In addition to beginning courses, J/World offers intermediate, racing, and cruising courses, where students learn the requirements of overnight excursions. The live-aboard cruising courses teach boat handling, using a motor, cooking onboard, awareness and preservation of onboard resources (e.g. water), navigation, anchoring, rules-of-the-road, and collision avoidance.
Sailing courses are conducted on J/80s, and the cruise courses generally use the J/37. The number of students on a boat for a sailing course ranges from a maximum of four to a minimum of one, giving each student plenty of hands-on training and personal attention. Half of the sailing school clients come from referrals by graduates of previous sailing courses.
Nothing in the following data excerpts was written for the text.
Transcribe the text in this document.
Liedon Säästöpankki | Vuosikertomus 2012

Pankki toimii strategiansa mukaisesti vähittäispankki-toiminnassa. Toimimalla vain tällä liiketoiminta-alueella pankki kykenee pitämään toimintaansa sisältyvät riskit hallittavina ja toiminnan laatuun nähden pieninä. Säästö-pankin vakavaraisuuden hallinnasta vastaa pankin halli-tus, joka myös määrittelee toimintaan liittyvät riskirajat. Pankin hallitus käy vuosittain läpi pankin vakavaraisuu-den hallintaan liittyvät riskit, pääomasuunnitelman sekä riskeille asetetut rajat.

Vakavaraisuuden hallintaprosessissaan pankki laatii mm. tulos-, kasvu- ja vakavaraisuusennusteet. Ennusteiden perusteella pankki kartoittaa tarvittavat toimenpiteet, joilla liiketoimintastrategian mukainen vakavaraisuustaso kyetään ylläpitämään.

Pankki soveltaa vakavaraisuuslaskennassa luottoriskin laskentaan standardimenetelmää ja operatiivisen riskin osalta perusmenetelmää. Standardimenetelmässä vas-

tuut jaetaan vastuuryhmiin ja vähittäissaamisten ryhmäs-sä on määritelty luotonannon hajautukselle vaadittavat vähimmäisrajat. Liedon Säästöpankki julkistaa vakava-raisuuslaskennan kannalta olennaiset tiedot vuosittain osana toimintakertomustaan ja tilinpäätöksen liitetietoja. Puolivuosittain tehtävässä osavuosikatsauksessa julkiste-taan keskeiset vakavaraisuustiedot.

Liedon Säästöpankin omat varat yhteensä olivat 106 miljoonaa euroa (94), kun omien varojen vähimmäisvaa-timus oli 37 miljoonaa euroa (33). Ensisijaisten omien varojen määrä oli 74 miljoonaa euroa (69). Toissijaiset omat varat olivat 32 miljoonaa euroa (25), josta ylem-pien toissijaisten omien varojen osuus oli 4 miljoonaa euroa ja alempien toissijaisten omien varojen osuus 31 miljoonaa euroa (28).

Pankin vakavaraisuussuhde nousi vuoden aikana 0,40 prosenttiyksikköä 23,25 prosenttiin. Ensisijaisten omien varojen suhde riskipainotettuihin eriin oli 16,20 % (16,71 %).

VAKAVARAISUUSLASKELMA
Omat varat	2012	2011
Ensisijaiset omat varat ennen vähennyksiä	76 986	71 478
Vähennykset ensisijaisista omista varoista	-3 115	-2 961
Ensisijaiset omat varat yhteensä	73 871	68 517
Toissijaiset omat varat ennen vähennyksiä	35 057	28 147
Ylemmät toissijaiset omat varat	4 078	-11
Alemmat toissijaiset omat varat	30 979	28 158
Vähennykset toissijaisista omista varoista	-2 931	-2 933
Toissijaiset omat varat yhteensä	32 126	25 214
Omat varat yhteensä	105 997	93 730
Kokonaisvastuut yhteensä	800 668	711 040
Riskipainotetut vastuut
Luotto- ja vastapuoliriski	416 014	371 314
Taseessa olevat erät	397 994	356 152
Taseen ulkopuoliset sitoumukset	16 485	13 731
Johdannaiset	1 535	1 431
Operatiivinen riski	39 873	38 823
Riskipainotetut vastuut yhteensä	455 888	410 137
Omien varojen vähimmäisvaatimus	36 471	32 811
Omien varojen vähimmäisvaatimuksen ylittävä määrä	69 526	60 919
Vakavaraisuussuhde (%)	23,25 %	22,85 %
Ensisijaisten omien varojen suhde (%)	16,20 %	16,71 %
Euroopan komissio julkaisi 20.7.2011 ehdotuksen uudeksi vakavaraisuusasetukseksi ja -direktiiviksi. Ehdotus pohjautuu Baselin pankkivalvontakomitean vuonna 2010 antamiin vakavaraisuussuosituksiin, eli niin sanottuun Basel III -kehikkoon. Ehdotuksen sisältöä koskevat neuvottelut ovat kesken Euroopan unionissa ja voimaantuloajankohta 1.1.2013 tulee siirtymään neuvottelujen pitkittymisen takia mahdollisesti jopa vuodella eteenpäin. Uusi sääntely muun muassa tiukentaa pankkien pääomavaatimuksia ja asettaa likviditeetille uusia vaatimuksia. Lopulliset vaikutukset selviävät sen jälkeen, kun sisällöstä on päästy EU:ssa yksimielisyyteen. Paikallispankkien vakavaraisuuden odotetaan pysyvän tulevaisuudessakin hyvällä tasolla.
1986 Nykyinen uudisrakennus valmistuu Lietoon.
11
A J/Boat celebration called J/Fest is an annual shindig for J/Boat owners. Past events have featured a skippers’ meeting, a Fun Race followed by a wine tasting event, cocktail party and dinner. Past events have been attended by as many as 200 or more boaters. The race is a pursuit race, featuring 50 to 70 J/Boats of various vintages, with a handicapped start where the fastest boats start last, leading to an exciting finish with many boats fighting to cross the line first. Currently, ninety percent of the attending boat owners are local, many having purchased their boats from J/Port.
“The J/Port personnel are really great,” observed Mrs. Wilkinson, who relishes her association with the marina. She has met “other club members— some wonderful people.”